# Multiplication of Polar Forms

• May 17th 2010, 09:32 AM
MuhTheKuh
Multiplication of Polar Forms
Hey guys. I am struggling right now with a question where I was asked to multiply two different polar forms with each other (or take one of them to the power of something, or even both).
As you should be able to see on this picture question a) was perfectly fine and understandable for me but in question b) in during the third step he tells me to add cis(2xpi) to my existing (and with 5 multiplied) cis. Basically I would have thought that with step 2 everything is done and i could simply finish evaluating from this step on but in question b) d) e) he somehow adds or takes something to/from my cis, and I have no idea why and where he gets those values from.

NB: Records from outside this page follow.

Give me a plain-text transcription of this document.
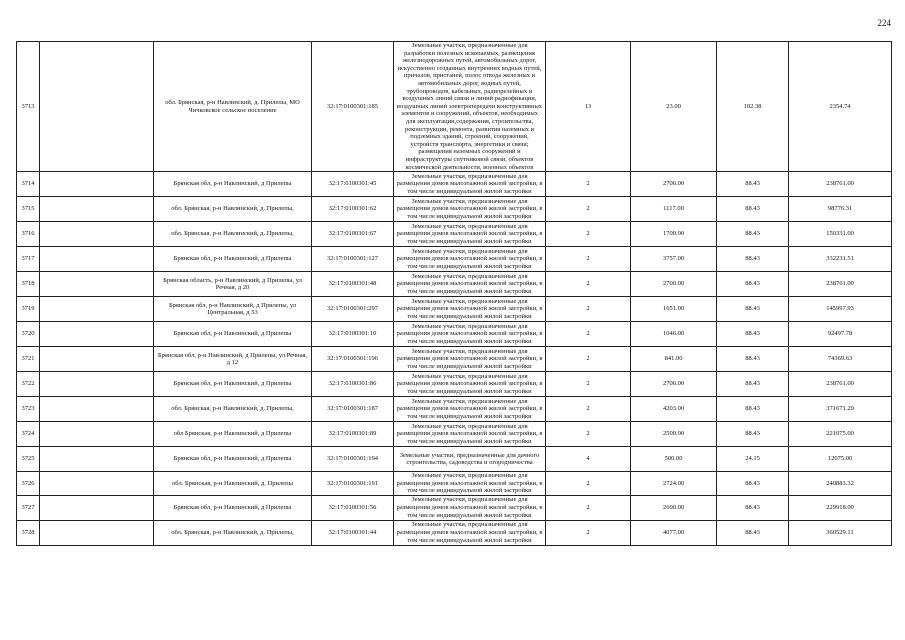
224
3713		обл. Брянская, р-н Навлинский, д. Прилепы, МО Чичковское сельское поселение	32:17:0100301:185	Земельные участки, предназначенные для разработки полезных ископаемых, размещения железнодорожных путей, автомобильных дорог, искусственно созданных внутренних водных путей, причалов, пристаней, полос отвода железных и автомобильных дорог, водных путей, трубопроводов, кабельных, радиорелейных и воздушных линий связи и линий радиофикации, воздушных линий электропередачи конструктивных элементов и сооружений, объектов, необходимых для эксплуатации,содержания, строительства, реконструкции, ремонта, развития наземных и подземных зданий, строений, сооружений, устройств транспорта, энергетики и связи; размещения наземных сооружений и инфраструктуры спутниковой связи, объектов космической деятельности, военных объектов	13	23.00	102.38	2354.74
3714		Брянская обл, р-н Навлинский, д Прилепы	32:17:0100301:45	Земельные участки, предназначенные для размещения домов малоэтажной жилой застройки, в том числе индивидуальной жилой застройки	2	2700.00	88.43	238761.00
3715		обл. Брянская, р-н Навлинский, д. Прилепы,	32:17:0100301:62	Земельные участки, предназначенные для размещения домов малоэтажной жилой застройки, в том числе индивидуальной жилой застройки	2	1117.00	88.43	98776.31
3716		обл. Брянская, р-н Навлинский, д. Прилепы,	32:17:0100301:67	Земельные участки, предназначенные для размещения домов малоэтажной жилой застройки, в том числе индивидуальной жилой застройки	2	1700.00	88.43	150331.00
3717		Брянская обл, р-н Навлинский, д Прилепы	32:17:0100301:127	Земельные участки, предназначенные для размещения домов малоэтажной жилой застройки, в том числе индивидуальной жилой застройки	2	3757.00	88.43	332231.51
3718		Брянская область, р-н Навлинский, д Прилепы, ул Речная, д 20	32:17:0100301:48	Земельные участки, предназначенные для размещения домов малоэтажной жилой застройки, в том числе индивидуальной жилой застройки	2	2700.00	88.43	238761.00
3719		Брянская обл, р-н Навлинский, д Прилепы, ул Центральная, д 53	32:17:0100301:297	Земельные участки, предназначенные для размещения домов малоэтажной жилой застройки, в том числе индивидуальной жилой застройки	2	1651.00	88.43	145997.93
3720		Брянская обл, р-н Навлинский, д Прилепы	32:17:0100301:10	Земельные участки, предназначенные для размещения домов малоэтажной жилой застройки, в том числе индивидуальной жилой застройки	2	1046.00	88.43	92497.78
3721		Брянская обл, р-н Навлинский, д Прилепы, ул Речная, д 12	32:17:0100301:196	Земельные участки, предназначенные для размещения домов малоэтажной жилой застройки, в том числе индивидуальной жилой застройки	2	841.00	88.43	74369.63
3722		Брянская обл, р-н Навлинский, д Прилепы	32:17:0100301:86	Земельные участки, предназначенные для размещения домов малоэтажной жилой застройки, в том числе индивидуальной жилой застройки	2	2700.00	88.43	238761.00
3723		обл. Брянская, р-н Навлинский, д. Прилепы,	32:17:0100301:187	Земельные участки, предназначенные для размещения домов малоэтажной жилой застройки, в том числе индивидуальной жилой застройки	2	4203.00	88.43	371671.29
3724		обл Брянская, р-н Навлинский, д Прилепы	32:17:0100301:89	Земельные участки, предназначенные для размещения домов малоэтажной жилой застройки, в том числе индивидуальной жилой застройки	2	2500.00	88.43	221075.00
3725		Брянская обл, р-н Навлинский, д Прилепы	32:17:0100301:194	Земельные участки, предназначенные для дачного строительства, садоводства и огородничества	4	500.00	24.15	12075.00
3726		обл. Брянская, р-н Навлинский, д. Прилепы	32:17:0100301:191	Земельные участки, предназначенные для размещения домов малоэтажной жилой застройки, в том числе индивидуальной жилой застройки	2	2724.00	88.43	240883.32
3727		Брянская обл, р-н Навлинский, д Прилепы	32:17:0100301:56	Земельные участки, предназначенные для размещения домов малоэтажной жилой застройки, в том числе индивидуальной жилой застройки	2	2600.00	88.43	229918.00
3728		обл. Брянская, р-н Навлинский, д. Прилепы,	32:17:0100301:44	Земельные участки, предназначенные для размещения домов малоэтажной жилой застройки, в том числе индивидуальной жилой застройки	2	4077.00	88.43	360529.11
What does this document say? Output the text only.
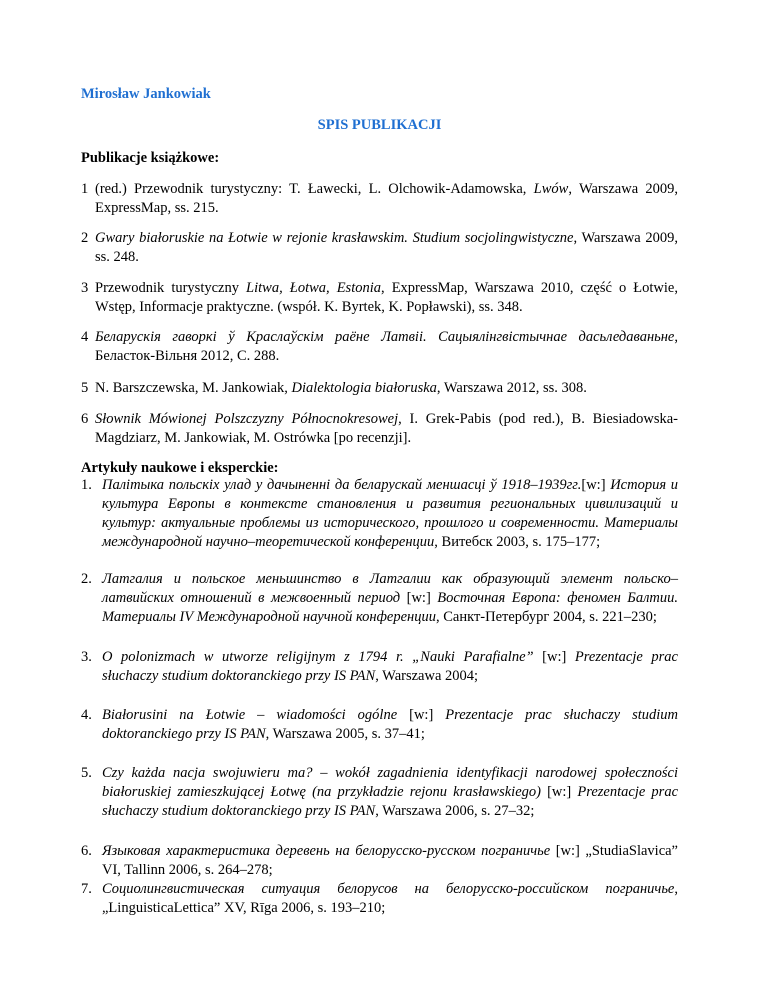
Mirosław Jankowiak
SPIS PUBLIKACJI
Publikacje książkowe:
1 (red.) Przewodnik turystyczny: T. Ławecki, L. Olchowik-Adamowska, Lwów, Warszawa 2009, ExpressMap, ss. 215.
2 Gwary białoruskie na Łotwie w rejonie krasławskim. Studium socjolingwistyczne, Warszawa 2009, ss. 248.
3 Przewodnik turystyczny Litwa, Łotwa, Estonia, ExpressMap, Warszawa 2010, część o Łotwie, Wstęp, Informacje praktyczne. (współ. K. Byrtek, K. Popławski), ss. 348.
4 Беларускія гаворкі ў Краслаўскім раёне Латвіі. Сацыялінгвістычнае дасьледаваньне, Беласток-Вільня 2012, С. 288.
5 N. Barszczewska, M. Jankowiak, Dialektologia białoruska, Warszawa 2012, ss. 308.
6 Słownik Mówionej Polszczyzny Północnokresowej, I. Grek-Pabis (pod red.), B. Biesiadowska-Magdziarz, M. Jankowiak, M. Ostrówka [po recenzji].
Artykuły naukowe i eksperckie:
1. Палітыка польскіх улад у дачыненні да беларускай меншасці ў 1918–1939гг.[w:] История и культура Европы в контексте становления и развития региональных цивилизаций и культур: актуальные проблемы из исторического, прошлого и современности. Материалы международной научно–теоретической конференции, Витебск 2003, s. 175–177;
2. Латгалия и польское меньшинство в Латгалии как образующий элемент польско–латвийских отношений в межвоенный период [w:] Восточная Европа: феномен Балтии. Материалы IV Международной научной конференции, Санкт-Петербург 2004, s. 221–230;
3. O polonizmach w utworze religijnym z 1794 r. „Nauki Parafialne” [w:] Prezentacje prac słuchaczy studium doktoranckiego przy IS PAN, Warszawa 2004;
4. Białorusini na Łotwie – wiadomości ogólne [w:] Prezentacje prac słuchaczy studium doktoranckiego przy IS PAN, Warszawa 2005, s. 37–41;
5. Czy każda nacja swojuwieru ma? – wokół zagadnienia identyfikacji narodowej społeczności białoruskiej zamieszkującej Łotwę (na przykładzie rejonu krasławskiego) [w:] Prezentacje prac słuchaczy studium doktoranckiego przy IS PAN, Warszawa 2006, s. 27–32;
6. Языковая характеристика деревень на белорусско-русском пограничье [w:] „StudiaSlavica” VI, Tallinn 2006, s. 264–278;
7. Социолингвистическая ситуация белорусов на белорусско-российском пограничье, „LinguisticaLettica” XV, Rīga 2006, s. 193–210;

http://img682.imageshack.us/img682/3753/polarforms.jpg
• May 17th 2010, 09:41 AM
tonio
Quote:

Originally Posted by MuhTheKuh
Hey guys. I am struggling right now with a question where I was asked to multiply two different polar forms with each other (or take one of them to the power of something, or even both).
As you should be able to see on this picture question a) was perfectly fine and understandable for me but in question b) in during the third step he tells me to add cis(2xpi) to my existing (and with 5 multiplied) cis. Basically I would have thought that with step 2 everything is done and i could simply finish evaluating from this step on but in question b) d) e) he somehow adds or takes something to/from my cis, and I have no idea why and where he gets those values from.
http://img682.imageshack.us/img682/3753/polarforms.jpg
This is pure trigonometry stuff: as $\cos\left(-\frac{5\pi}{4}\right)=\cos\left(-\frac{5\pi}{4}+2\pi\right)=\cos\left(\frac{3\pi}{4 }\right)$ , and the same for the sine, we get $cis\left(-\frac{5\pi}{4}\right)=cis\left(\frac{3\pi}{4}\righ t)$ , and with the other ones is the same.
In general, $cis(\phi)=cis(\theta)$ whenever $\phi-\theta=2n\pi\,,\,\,n\in\mathbb{Z}$ , because of the periodicity of cosine and sine.